A calf butted with an oak

Уезжал, чтобы грудь писательскую освободить и дышать для следующей работы. Уезжал - убедить? поколебать? сдвинуть? - Запад.

А на родине? - кто и когда это всё прочтёт? Кто и когда поймет, что для книг - так было лучше?

В 50 лет я клялся: "моя единственная мечта - оказаться достойным надежд читающей России". А представился отъезд - и убежал?..

А что, правда: остаться и биться до последнего? И будь, что будет?

Ещё эти кудряво-барашковые волоса да белая бабочка...

Как в наказательную насмешку, чтоб не поспешен был осуждать предшественников, я на гребне решений онемел и заколебался.

Я вот как сделать уже хотел: записать нобелевскую лекцию на магнитофон, туда послать ленту, и пусть в Стокгольме её слушают. А я здесь. Это - сильно! Это - сильней всего!

Но в напряжённые эти полтора месяца (тут наложилось семейного много) я уже не в состоянии был составить лекцию.

А в Саратове или в Иркутске будущий, следующий наш лауреат корчится от стыда за этого Солженицына: почему ж не мычит, не телится? почему не едет трахнуть речугу?

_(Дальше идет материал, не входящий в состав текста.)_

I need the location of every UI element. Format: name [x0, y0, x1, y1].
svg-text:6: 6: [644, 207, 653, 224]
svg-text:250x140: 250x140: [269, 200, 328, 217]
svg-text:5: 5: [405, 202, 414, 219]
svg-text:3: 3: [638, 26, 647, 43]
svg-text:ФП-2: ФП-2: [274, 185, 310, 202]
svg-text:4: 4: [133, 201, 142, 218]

Наши очень ждали моего отъезда, подстерегали его! Как раз бы и был он в согласии с правилами поддавков: я как будто пересекал всю доску, бил проходом несколько шашек - но на том-то и проигрывал! Достоверно знаю: было подготовлено постановление, что я лишаюсь гражданства СССР. Только оставалось - меня через границу перекатить. Есть какие-то сроки подачи заявлений и анкет, после которых уже опаздываешь; никто тех сроков не знает, но в Отделе Виз и Регистрации, в ГБ и в ЦК думают, что все знают, и удивлялись: как же я их пропускаю? На те недели притихла, вовсе смолкла и газетная кампания против меня. Лишь на одном, другом инструктаже прорывало, не выдерживали их нервы, секретарь московского обкома партии, за ним и шавки-"международники" (без меня давно ни одна "международная" лекция не обходилась) :

- Господин Солженицын до сих пор почему-то не подаёт заявления на выезд.

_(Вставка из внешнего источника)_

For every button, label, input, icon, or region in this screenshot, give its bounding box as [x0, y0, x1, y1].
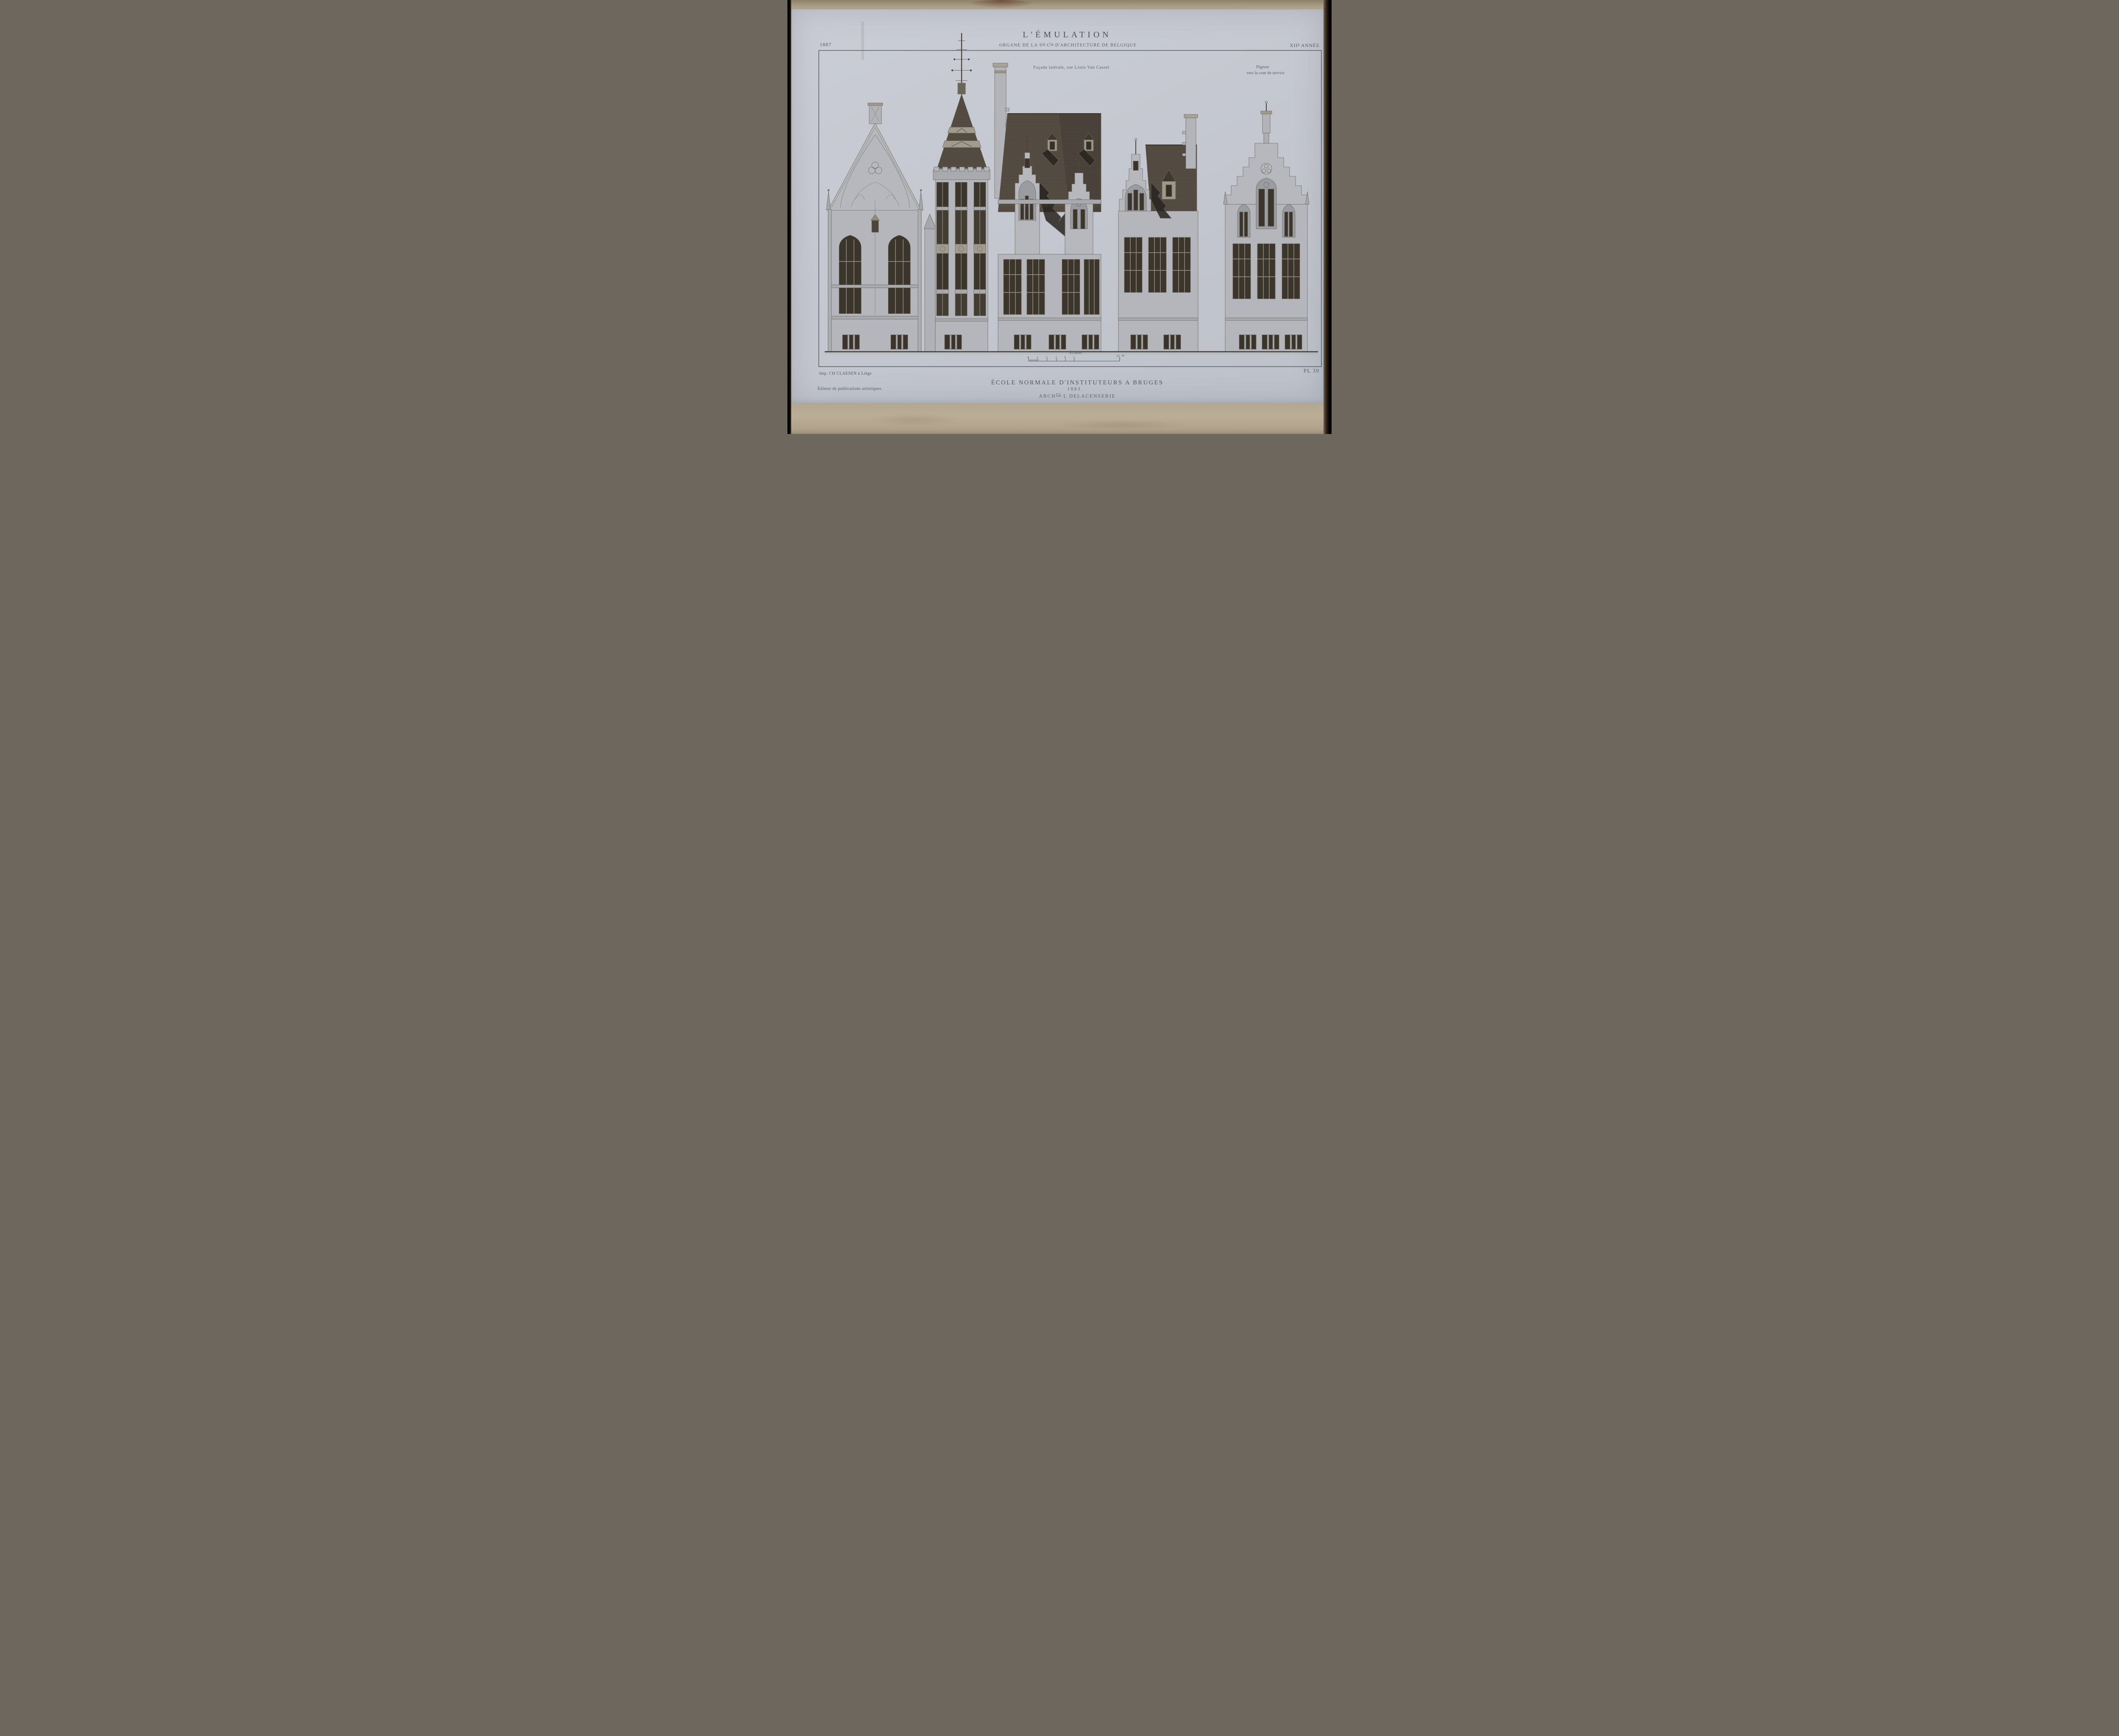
photo-edge-left	[787, 0, 791, 434]
architect-prefix: ARCH	[1039, 394, 1056, 399]
subtitle-part: D'ARCHITECTURE DE BELGIQUE	[1054, 43, 1137, 48]
publisher-imprint: Éditeur de publications artistiques.	[818, 387, 882, 391]
mat-blotch	[1059, 420, 1186, 431]
subtitle-superscript: té	[1043, 42, 1046, 45]
scale-tick-3: 3	[1055, 356, 1057, 359]
mat-stain	[965, 0, 1037, 8]
subtitle-part: C	[1046, 43, 1051, 48]
photo-edge-right	[1324, 0, 1332, 434]
caption-facade-laterale: Façade latérale, rue Louis Van Cassel	[1033, 65, 1109, 70]
journal-title: L'ÉMULATION	[1023, 30, 1111, 40]
caption-pignon-line1: Pignon	[1256, 65, 1269, 70]
mat-blotch	[868, 413, 961, 426]
scale-tick-0: 0	[1027, 356, 1029, 359]
scale-tick-2: 2	[1046, 356, 1048, 359]
scale-tick-1: 1	[1037, 356, 1038, 359]
work-title: ÉCOLE NORMALE D'INSTITUTEURS A BRUGES	[991, 379, 1164, 387]
architect-name: L DELACENSERIE	[1062, 394, 1116, 399]
journal-subtitle: ORGANE DE LA Sté Cle D'ARCHITECTURE DE B…	[999, 42, 1137, 48]
scale-label: Échelle.	[1070, 351, 1083, 355]
paper-streak	[861, 21, 864, 60]
mat-board-top	[791, 0, 1325, 10]
annee-roman: XII	[1290, 43, 1298, 48]
architect-credit: ARCHTE L DELACENSERIE	[1039, 392, 1116, 399]
edition-year: 1887	[820, 42, 831, 48]
printer-imprint: Imp. CH CLAESEN à Liège	[819, 371, 872, 376]
architect-superscript: TE	[1056, 392, 1062, 396]
work-year: 1883	[1068, 387, 1082, 392]
subtitle-part: ORGANE DE LA S	[999, 43, 1043, 48]
scale-unit: m	[1122, 353, 1124, 357]
scale-tick-10: 10	[1116, 354, 1119, 358]
scale-tick-4: 4	[1064, 356, 1066, 359]
photographed-plate: 1887 L'ÉMULATION ORGANE DE LA Sté Cle D'…	[787, 0, 1332, 434]
annee-word: ANNÉE	[1300, 43, 1320, 48]
plate-number: PL 39	[1304, 368, 1319, 374]
caption-pignon-line2: vers la cour de service	[1246, 71, 1284, 75]
scale-tick-5: 5	[1073, 356, 1075, 359]
annee-label: XIIe ANNÉE	[1290, 42, 1320, 48]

А Твардовский, передавали, за меня в кремлёвской больнице тоже томился и раздумывал: как бы мне премию получить, не поехавши? Он лежал с полуотнятой речью, бездеятельной правой рукой, но мог слушать, читать, следил за моей нобелевской историей, а когда возвращалась речь, говорил и даже кричал сестрам и нянечкам:

- Браво! Браво! Победа!

А у меня на столе уже лежало отречное письмо и каждое утро правилось, где буквочкой, где запятой. Я выбирал наилучший день - ну, скажем, за две недели до нобелевской процедуры. Несмотря на внешнюю твердокаменность нашего государства, внутри инициатива не уходила из моих рук: от первого до последнего шага я вёл себя так, будто их вообще не было, я игнорировал их: сам решил, объявил, что поеду - и не вязались переубеждать; теперь сам решил, объявлял, что не поеду, и наши позорные полицейские тайны выкладывал, - и опять-таки слопают, и не сунутся пересоветывать мне.